Motorola Ad from 1960s

By Kevin Chiu

Who could deny lyrics like, “I love you, yea, yea, yea?” It was the heyday of the Beatles. Andy Griffith was walking his beat in Mayberry. Donna Reed made primetime television fun and the Hippie era made life interesting.

The 1960’s have a memorable nostalgia in Americans hearts– The good ol’ days of the past. It was also man’s first voyage into space, and talk of computers that would run the world.

The long lost era of slower, simpler times may be returning at least in some ways to America as housing values erode and foreclosures pick-up speed. It was an era that never saw hyper-housing inflation anywhere in the country, but it was also a whole different economy.

The average salary was a fifth of what it is today. The average home sold for less than $20,000. People didn’t buy homes as investments. They bought them as a place to live in and keep out of the elements and to be warm at night.

Investment real estate was left up to commercial buildings. There were fewer people to invest in real estate and fewer yet saw housing as a good investment on a return ratio. Year’s later bankers offered creative mortgages to sell more loans and draw mom and pop investors back to the closing table to buy houses.

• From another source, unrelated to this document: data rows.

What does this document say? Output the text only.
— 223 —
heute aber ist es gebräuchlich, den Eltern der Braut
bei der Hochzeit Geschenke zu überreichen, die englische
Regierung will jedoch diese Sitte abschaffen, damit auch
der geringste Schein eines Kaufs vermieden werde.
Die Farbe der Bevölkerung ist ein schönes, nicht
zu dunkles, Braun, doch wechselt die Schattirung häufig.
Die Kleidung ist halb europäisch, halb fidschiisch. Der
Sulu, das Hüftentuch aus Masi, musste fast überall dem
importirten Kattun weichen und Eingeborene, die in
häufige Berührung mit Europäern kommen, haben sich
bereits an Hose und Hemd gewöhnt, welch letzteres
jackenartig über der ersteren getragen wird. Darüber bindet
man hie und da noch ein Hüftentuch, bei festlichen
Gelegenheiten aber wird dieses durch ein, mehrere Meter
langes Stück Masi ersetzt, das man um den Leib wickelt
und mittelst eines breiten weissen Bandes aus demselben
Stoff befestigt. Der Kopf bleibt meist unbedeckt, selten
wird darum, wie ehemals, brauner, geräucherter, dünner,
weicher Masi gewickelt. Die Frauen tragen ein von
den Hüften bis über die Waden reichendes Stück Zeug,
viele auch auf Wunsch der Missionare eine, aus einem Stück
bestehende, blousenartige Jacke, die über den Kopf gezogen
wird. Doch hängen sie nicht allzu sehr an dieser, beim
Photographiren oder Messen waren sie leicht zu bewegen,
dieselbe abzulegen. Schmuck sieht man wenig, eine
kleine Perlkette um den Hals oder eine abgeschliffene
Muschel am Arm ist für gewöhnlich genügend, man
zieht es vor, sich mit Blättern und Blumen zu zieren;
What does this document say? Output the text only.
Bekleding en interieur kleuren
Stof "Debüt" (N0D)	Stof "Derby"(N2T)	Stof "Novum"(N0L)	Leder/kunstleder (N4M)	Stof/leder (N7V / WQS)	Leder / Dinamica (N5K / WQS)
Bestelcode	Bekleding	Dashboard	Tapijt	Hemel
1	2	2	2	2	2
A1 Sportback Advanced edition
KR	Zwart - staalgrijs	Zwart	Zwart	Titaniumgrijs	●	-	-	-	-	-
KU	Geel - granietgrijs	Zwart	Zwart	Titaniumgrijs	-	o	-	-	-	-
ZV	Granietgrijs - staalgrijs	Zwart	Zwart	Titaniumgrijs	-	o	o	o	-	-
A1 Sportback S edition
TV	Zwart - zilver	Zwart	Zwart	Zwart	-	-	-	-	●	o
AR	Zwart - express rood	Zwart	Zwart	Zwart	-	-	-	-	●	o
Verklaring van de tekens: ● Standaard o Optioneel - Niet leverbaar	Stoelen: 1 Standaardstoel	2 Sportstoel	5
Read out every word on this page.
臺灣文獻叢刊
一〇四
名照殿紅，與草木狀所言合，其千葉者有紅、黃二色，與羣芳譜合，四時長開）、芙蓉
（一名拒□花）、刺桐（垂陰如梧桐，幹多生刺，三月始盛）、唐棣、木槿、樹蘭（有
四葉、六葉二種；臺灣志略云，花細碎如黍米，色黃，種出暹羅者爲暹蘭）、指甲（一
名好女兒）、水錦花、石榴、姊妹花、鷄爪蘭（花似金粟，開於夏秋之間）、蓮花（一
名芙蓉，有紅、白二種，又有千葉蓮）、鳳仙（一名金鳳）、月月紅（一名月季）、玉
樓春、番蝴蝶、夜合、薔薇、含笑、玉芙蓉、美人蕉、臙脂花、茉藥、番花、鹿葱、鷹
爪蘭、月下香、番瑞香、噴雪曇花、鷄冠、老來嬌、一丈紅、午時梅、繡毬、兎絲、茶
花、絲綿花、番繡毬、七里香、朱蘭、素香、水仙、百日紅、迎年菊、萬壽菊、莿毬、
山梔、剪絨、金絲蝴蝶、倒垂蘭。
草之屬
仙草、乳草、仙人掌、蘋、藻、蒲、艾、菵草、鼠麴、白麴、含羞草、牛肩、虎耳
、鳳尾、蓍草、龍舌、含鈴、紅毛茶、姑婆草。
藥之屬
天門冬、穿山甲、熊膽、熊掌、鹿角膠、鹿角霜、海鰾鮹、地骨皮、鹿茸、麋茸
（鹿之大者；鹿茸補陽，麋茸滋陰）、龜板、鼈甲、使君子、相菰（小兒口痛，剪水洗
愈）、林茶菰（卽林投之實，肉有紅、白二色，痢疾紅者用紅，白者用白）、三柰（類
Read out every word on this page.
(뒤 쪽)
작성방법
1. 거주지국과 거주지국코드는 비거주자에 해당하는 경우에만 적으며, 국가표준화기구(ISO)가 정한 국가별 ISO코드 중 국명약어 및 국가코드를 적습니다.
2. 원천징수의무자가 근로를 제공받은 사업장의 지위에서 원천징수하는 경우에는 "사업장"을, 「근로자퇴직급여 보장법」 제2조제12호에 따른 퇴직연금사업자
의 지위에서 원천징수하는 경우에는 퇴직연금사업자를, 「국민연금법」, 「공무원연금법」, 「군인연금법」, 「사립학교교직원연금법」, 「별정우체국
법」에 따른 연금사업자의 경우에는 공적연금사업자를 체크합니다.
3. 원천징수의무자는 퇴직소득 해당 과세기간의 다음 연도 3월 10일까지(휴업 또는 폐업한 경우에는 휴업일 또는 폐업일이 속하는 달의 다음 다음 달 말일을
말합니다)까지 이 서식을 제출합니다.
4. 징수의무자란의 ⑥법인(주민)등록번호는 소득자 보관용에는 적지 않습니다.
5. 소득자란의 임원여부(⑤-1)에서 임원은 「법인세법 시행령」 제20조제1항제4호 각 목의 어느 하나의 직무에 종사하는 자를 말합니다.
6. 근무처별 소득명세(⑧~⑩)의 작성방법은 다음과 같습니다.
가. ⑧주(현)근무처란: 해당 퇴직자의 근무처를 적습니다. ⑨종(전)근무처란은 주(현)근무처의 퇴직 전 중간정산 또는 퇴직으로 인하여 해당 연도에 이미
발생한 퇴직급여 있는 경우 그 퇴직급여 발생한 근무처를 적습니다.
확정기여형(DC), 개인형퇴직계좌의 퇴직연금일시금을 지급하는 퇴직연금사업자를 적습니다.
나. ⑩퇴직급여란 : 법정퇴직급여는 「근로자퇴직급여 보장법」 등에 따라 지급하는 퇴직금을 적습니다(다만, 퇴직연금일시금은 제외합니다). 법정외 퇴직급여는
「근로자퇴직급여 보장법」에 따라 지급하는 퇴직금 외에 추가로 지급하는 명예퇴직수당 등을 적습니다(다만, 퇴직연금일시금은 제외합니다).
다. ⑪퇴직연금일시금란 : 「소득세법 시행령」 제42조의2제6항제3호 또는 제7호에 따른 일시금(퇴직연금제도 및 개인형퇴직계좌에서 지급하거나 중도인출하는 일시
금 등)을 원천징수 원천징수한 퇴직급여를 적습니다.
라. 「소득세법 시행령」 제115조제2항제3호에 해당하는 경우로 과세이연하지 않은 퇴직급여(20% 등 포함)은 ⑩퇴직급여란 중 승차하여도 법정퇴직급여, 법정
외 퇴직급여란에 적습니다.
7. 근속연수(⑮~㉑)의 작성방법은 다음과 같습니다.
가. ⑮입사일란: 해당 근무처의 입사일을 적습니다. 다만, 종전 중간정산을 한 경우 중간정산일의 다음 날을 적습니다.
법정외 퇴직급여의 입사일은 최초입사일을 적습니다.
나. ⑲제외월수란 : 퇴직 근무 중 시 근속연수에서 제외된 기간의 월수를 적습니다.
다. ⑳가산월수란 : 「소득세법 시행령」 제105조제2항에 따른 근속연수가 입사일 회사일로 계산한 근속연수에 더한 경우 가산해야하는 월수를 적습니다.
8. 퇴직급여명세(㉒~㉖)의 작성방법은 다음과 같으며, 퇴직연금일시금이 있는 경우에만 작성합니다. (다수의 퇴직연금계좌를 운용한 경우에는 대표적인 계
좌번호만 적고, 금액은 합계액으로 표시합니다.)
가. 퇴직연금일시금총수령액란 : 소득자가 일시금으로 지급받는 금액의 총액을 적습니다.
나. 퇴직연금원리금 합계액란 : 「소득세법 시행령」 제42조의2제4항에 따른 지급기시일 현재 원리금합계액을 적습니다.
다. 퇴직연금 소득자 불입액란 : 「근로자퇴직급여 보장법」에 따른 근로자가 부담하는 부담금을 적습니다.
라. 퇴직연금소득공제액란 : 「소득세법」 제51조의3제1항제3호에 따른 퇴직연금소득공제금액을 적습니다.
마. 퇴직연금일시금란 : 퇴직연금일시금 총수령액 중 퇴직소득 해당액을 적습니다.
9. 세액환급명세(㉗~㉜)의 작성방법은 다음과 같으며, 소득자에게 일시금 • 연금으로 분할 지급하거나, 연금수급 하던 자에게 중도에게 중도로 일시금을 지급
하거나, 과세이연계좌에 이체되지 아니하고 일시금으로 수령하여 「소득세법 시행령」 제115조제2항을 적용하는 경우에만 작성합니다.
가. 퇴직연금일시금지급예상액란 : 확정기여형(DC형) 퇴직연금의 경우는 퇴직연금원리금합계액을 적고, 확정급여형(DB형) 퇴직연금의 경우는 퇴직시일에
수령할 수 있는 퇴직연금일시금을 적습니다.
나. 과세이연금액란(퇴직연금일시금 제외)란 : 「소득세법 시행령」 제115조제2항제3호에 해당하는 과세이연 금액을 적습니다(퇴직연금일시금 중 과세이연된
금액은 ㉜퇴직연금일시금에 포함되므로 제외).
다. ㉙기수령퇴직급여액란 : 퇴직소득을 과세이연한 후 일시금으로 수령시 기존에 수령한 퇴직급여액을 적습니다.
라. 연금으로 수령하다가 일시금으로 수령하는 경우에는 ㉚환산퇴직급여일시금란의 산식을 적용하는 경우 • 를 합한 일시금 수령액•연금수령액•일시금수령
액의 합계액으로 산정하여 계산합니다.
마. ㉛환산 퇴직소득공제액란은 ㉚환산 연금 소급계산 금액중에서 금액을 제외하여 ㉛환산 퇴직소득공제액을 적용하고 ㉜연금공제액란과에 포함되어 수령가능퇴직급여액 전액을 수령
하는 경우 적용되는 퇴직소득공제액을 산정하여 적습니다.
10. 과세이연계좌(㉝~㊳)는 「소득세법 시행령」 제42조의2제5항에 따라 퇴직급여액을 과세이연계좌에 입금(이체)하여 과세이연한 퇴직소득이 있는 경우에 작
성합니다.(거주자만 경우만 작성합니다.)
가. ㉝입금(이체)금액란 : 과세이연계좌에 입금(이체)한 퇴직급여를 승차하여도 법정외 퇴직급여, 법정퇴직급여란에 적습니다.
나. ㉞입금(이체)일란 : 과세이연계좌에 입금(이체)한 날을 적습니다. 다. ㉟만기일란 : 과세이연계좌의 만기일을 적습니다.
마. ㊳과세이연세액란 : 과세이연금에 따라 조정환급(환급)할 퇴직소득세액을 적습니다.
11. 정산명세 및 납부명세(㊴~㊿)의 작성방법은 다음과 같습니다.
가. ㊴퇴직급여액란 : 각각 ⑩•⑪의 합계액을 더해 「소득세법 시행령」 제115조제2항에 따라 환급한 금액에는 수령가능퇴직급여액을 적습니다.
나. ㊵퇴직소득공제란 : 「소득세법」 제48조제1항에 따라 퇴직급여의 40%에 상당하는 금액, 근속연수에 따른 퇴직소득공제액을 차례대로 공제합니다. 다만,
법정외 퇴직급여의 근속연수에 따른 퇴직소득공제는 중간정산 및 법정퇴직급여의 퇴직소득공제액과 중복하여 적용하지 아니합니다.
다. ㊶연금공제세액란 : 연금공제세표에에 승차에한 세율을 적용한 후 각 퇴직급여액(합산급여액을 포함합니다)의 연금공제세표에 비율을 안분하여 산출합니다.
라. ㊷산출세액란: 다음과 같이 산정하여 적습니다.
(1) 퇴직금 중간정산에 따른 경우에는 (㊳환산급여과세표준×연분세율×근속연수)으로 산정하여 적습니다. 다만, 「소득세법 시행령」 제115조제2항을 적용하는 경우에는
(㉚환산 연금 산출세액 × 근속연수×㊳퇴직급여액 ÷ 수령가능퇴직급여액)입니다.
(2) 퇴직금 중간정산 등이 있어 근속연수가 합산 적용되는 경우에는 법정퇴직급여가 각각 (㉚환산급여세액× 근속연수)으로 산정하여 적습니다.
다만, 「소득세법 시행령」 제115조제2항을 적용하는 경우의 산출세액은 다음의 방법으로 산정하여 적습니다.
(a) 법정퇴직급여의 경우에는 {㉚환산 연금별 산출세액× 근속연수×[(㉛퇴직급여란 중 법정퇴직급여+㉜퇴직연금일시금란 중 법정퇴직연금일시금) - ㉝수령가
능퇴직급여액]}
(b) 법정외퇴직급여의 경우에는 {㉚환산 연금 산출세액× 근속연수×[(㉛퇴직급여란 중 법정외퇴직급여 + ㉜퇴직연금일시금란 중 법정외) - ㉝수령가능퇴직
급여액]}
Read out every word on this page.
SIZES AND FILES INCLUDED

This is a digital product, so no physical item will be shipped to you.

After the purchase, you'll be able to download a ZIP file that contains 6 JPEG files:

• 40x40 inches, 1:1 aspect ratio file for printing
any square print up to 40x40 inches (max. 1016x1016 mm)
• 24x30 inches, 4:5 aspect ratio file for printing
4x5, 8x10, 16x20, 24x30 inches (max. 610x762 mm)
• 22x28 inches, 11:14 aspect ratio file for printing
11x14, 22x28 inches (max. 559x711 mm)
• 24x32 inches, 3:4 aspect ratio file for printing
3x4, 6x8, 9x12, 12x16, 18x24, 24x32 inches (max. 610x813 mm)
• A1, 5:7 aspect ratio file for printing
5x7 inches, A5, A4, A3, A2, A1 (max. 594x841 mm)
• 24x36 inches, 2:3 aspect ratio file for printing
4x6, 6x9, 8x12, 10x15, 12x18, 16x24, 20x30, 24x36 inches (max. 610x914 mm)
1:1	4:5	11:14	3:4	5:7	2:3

The very thought of housing deflation hitting 60’s levels freezes the thought processes of millions of Americans, and may be scaring some from even spending much money at retail stores. The run-away housing inflation that produced so much wealth between 2003 and 2006 is long gone, and markets are adjusting to lower home prices. Foreclosures have brought out investors in mass, reducing inventories to pre-bubble levels in some especially hard hit markets – not that the foreclosure epidemic is over by any means.

But there is a growing segment of people in America that believe housing prices will drop drastically and markets will change all over the country to a 1960’s sort of era. University of Southern California housing demographer Dowell Myers says more and more people will be renting as a result. “We’re returning to what was normal in the 1960s,” said Dowell.

More people will be renting homes in the next five years than we have seen rent since the 60s, academicians say and many will be renting because they want to. Others fear becoming a victim of foreclosure and still others will be forced to rent with credit so tattered they’ll be unable to qualify for a mortgage.

Housing deflation has rocked prices, slashing home values by as much as 70% in the hardest hit areas. Detroit has already seen its average drop 45% and thousands of homes still sit vacant in Detroit awaiting the foreclosure process to be complete. An estimated 1.4-million homes are awaiting foreclosure nationally by mortgage servicing companies, which have been holding off foreclosing until more government plans are announced to bring about solutions to the crisis.

So what’s the likelihood or bet that home prices will drop to 1960 levels? “About 5 to 10%,” says Housing Predictor economist John Hines. “There are more than two and a half million vacant homes now and accounting for inflation prices just can’t fall to those levels without the government stepping in to handle all the mortgage lending. It would simply ruin the American economy.”

The rate of home ownership hit its peak in 2004 at 69%, the highest in U.S. history and has been falling ever since. One study projects the rate of home ownership will reach less than 60% by 2015. With numbers like we’ve seen renting may be more appealing for a long while.